The issue isn't IRAs and stockholders, the issue is corporate responsibility.

So you suppose the holders of 401K plans will endorse poor and dangerous products so they can retire in peace? Ridiculous.

Furthermore, it sure doesn't take much thought to divine a solution here. Hold the CEOs responsible for their actions. As the article says: criminal malfeasance.

Anonymous said...

Its not a matter of endorsing poor products per se. It is the constant pressure to get good quarterly returns. This leads people naturally to cut corners and costs whenever possible. So, yes the investors (Many of them institutional like CALPERS or IPERS) are responsible to some extent. The fact is, any CEO is judged by the bottom line of the company, not some vague concept of corporate responsibility. Don't be so naive.

Anonymous said...

Gotta throw in that little dig at the end, huh? Can we debate without the name calling?

Everyone knows all about the pressure to enhance revenue. Not news. We are not naive.

It is illogical to blame investors for CEO irresponsibility. I understand that performing for the stockholders may be part of the equation; however to blame the U of I employees for lead paint on toys is a bit of a stretch.
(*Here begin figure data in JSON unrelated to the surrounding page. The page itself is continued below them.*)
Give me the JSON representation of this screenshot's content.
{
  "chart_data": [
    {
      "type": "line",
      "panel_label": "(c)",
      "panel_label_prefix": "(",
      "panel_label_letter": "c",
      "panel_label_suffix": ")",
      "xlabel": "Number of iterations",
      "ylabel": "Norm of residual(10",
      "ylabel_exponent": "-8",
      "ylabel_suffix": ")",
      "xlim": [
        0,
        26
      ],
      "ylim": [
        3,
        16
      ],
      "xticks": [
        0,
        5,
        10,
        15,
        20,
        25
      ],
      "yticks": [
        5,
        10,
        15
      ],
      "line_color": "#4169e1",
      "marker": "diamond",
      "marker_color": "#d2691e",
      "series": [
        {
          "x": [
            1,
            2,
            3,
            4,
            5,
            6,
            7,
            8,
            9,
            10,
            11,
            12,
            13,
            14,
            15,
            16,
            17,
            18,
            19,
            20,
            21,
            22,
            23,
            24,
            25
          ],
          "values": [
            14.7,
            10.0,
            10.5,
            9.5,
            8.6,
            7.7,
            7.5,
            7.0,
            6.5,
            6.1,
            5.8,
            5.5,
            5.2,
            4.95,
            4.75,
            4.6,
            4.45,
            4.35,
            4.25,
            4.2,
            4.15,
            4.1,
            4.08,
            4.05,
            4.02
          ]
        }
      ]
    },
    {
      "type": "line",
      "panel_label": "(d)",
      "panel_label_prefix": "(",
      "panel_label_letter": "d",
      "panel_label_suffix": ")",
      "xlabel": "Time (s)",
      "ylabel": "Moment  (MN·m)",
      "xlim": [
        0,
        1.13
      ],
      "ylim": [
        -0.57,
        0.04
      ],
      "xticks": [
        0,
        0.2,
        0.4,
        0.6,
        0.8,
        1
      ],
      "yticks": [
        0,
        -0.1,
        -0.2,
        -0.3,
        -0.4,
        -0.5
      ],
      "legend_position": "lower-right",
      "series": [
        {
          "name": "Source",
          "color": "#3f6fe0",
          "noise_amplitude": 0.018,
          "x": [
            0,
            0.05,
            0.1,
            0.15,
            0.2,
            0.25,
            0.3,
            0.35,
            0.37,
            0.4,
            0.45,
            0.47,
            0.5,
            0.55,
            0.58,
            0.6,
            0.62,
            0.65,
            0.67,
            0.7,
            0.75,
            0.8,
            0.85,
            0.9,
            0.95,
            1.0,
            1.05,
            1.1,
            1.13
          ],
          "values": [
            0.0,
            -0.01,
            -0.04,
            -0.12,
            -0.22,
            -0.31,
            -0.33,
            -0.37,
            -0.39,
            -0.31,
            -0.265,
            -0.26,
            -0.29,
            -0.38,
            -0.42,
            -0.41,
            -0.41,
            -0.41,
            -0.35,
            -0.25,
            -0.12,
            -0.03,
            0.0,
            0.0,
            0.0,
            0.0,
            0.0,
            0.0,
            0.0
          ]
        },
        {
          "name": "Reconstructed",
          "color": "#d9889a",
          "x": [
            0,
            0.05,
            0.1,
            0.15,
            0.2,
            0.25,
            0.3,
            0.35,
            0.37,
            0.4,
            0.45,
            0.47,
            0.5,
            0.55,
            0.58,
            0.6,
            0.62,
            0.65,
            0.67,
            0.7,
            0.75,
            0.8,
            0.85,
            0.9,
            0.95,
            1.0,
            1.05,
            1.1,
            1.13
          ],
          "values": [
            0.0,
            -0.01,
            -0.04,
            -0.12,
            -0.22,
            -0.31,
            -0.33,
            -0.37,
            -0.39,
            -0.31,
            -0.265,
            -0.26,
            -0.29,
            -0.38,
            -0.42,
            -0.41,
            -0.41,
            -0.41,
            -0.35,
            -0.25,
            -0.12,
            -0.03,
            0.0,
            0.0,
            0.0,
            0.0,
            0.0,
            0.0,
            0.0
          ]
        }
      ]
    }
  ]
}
I do understand your drift. If the public demanded more responsible corporate management that would bring a more balanced management style.

Since 1980, US corporations appear to have a license to steal, rape the environment, and grab Gov't contracts. Let's hope this can be reversed.

Anonymous said...

Part of the Equation? It is THE only part of the eqauation in almost every case. Yes, you can socially invest in funds like Domini whose managers do pay attention to such issues. However, go ask any of the fund managers at Fidelity or Vanguard or even IPERS or CALPERS what they judge a CEO on...P/E ratios and shareholder dividends.

This did not start in 1980. It is not illogical to blame shareholders. I don't know anyone who does not like seeing a 10% return annually on their mutual funds, IRA's or 401k's. Until you get shareholders to literally dump Mattel stock for reasons like this, it wont change.